Along the way, Ingrid's will encounter collaborators, partisans, refugees, deserters, slaves and sinners, in a country that still bears the scars of defeat and occupation.
And before her journey's end she will be forced to ask herself how well she knows the man she is risking everything to find.
Translated from the Norwegian by Don Bartlett and Don Shaw
Don Bartlett is the acclaimed translator of books by Karl Ove Knausgård, Jo Nesbø and Per Petterson.
Don Shaw, co-translator, is a teacher of Danish and author of the standard Danish-Thai/Thai-Danish dictionaries.
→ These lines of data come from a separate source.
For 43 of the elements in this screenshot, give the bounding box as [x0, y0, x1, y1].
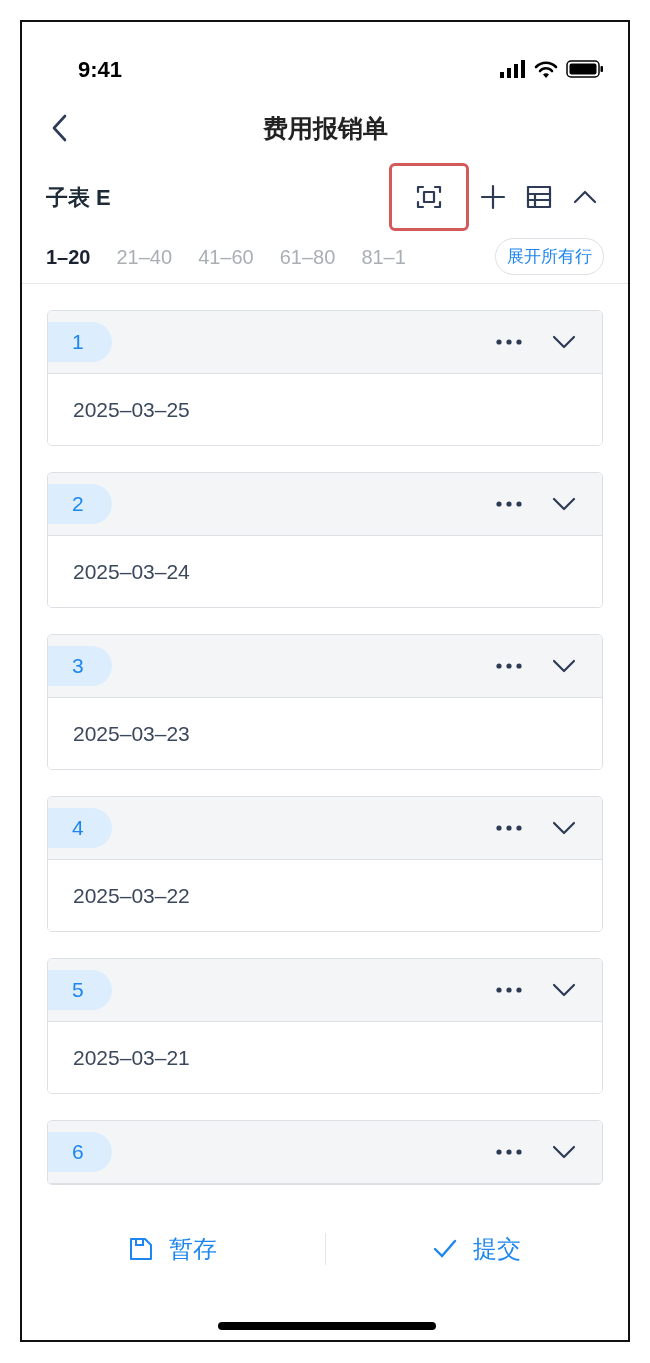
section-title: 子表 E — [46, 183, 111, 212]
wifi-icon — [534, 60, 558, 78]
more-icon[interactable] — [496, 987, 522, 993]
page-tab[interactable]: 61–80 — [279, 241, 336, 272]
more-icon[interactable] — [496, 663, 522, 669]
save-icon — [129, 1237, 154, 1261]
signal-icon — [500, 60, 526, 78]
date-value: 2025–03–23 — [73, 720, 190, 747]
status-time: 9:41 — [78, 55, 123, 84]
expand-icon[interactable] — [552, 1145, 576, 1159]
expand-icon[interactable] — [552, 983, 576, 997]
submit-button[interactable]: 提交 — [325, 1209, 628, 1289]
row-number: 1 — [48, 322, 112, 362]
row-number: 4 — [48, 808, 112, 848]
page-tab[interactable]: 1–20 — [46, 241, 91, 272]
date-value: 2025–03–21 — [73, 1044, 190, 1071]
page-tab[interactable]: 41–60 — [198, 241, 254, 272]
table-icon — [526, 184, 552, 210]
save-button[interactable]: 暂存 — [22, 1209, 325, 1289]
expand-icon[interactable] — [552, 335, 576, 349]
page-title: 费用报销单 — [262, 113, 388, 145]
expand-all-button[interactable]: 展开所有行 — [495, 237, 604, 276]
expand-icon[interactable] — [552, 821, 576, 835]
page-tab[interactable]: 81–1 — [361, 241, 406, 272]
row-number: 3 — [48, 646, 112, 686]
scan-button[interactable] — [392, 166, 466, 228]
add-icon — [480, 184, 506, 210]
row-number: 2 — [48, 484, 112, 524]
more-icon[interactable] — [496, 339, 522, 345]
more-icon[interactable] — [496, 825, 522, 831]
more-icon[interactable] — [496, 501, 522, 507]
battery-icon — [566, 60, 604, 78]
back-icon[interactable] — [52, 114, 68, 142]
row-number: 5 — [48, 970, 112, 1010]
page-tab[interactable]: 21–40 — [116, 241, 173, 272]
more-icon[interactable] — [496, 1149, 522, 1155]
date-value: 2025–03–22 — [73, 882, 190, 909]
date-value: 2025–03–24 — [73, 558, 190, 585]
row-number: 6 — [48, 1132, 112, 1172]
expand-icon[interactable] — [552, 659, 576, 673]
scan-icon — [416, 184, 442, 210]
date-value: 2025–03–25 — [73, 396, 190, 423]
expand-icon[interactable] — [552, 497, 576, 511]
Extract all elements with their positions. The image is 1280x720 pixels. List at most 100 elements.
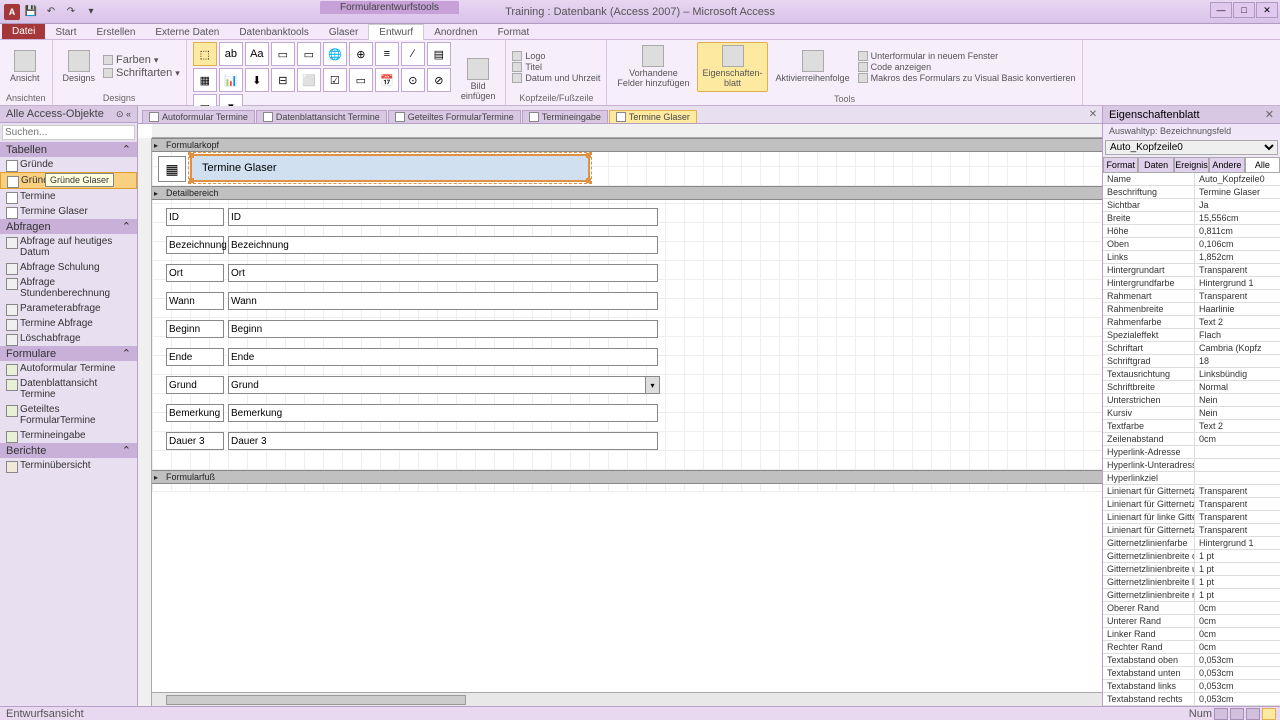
ribbon-tab-glaser[interactable]: Glaser: [319, 25, 368, 40]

With the support of the Creative Europe Programme of the European Union
PUBLISHERS WEEKLY
Jacobsen completes his trilogy (after White Shadow) with this expressive story of a woman's search for her lover in post-WWII Norway. In summer 1946, Ingrid Barrøy takes her infant daughter, Kaja, from their small Norwegian island in search of Kaja's father Alexander, the former Russian prisoner of war who survived a terrible shipwreck in the previous volume. As Ingrid attempts to trace Alexander's movements in Sweden, she persuades people to share memories of the war that most would rather forget. She stays briefly with a shopkeeper who collaborated with the Germans, then with a woman who hid Alexander on her farm. Despite being given some misdirection and told he must have died, Ingrid trudges onward, sometimes doubling back, until she meets Henrik Axelsen, who narrowly survived a harrowing winter with Alexander. When Henrik shares troubling details about Alexander, Ingrid makes a consequential choice about her search. The translators inventively capture Ingrid's dialect ("An' thas knew this all th'taim") as well as the power of the tense interactions between the characters. This delicate account of yearning perfectly caps the strong series.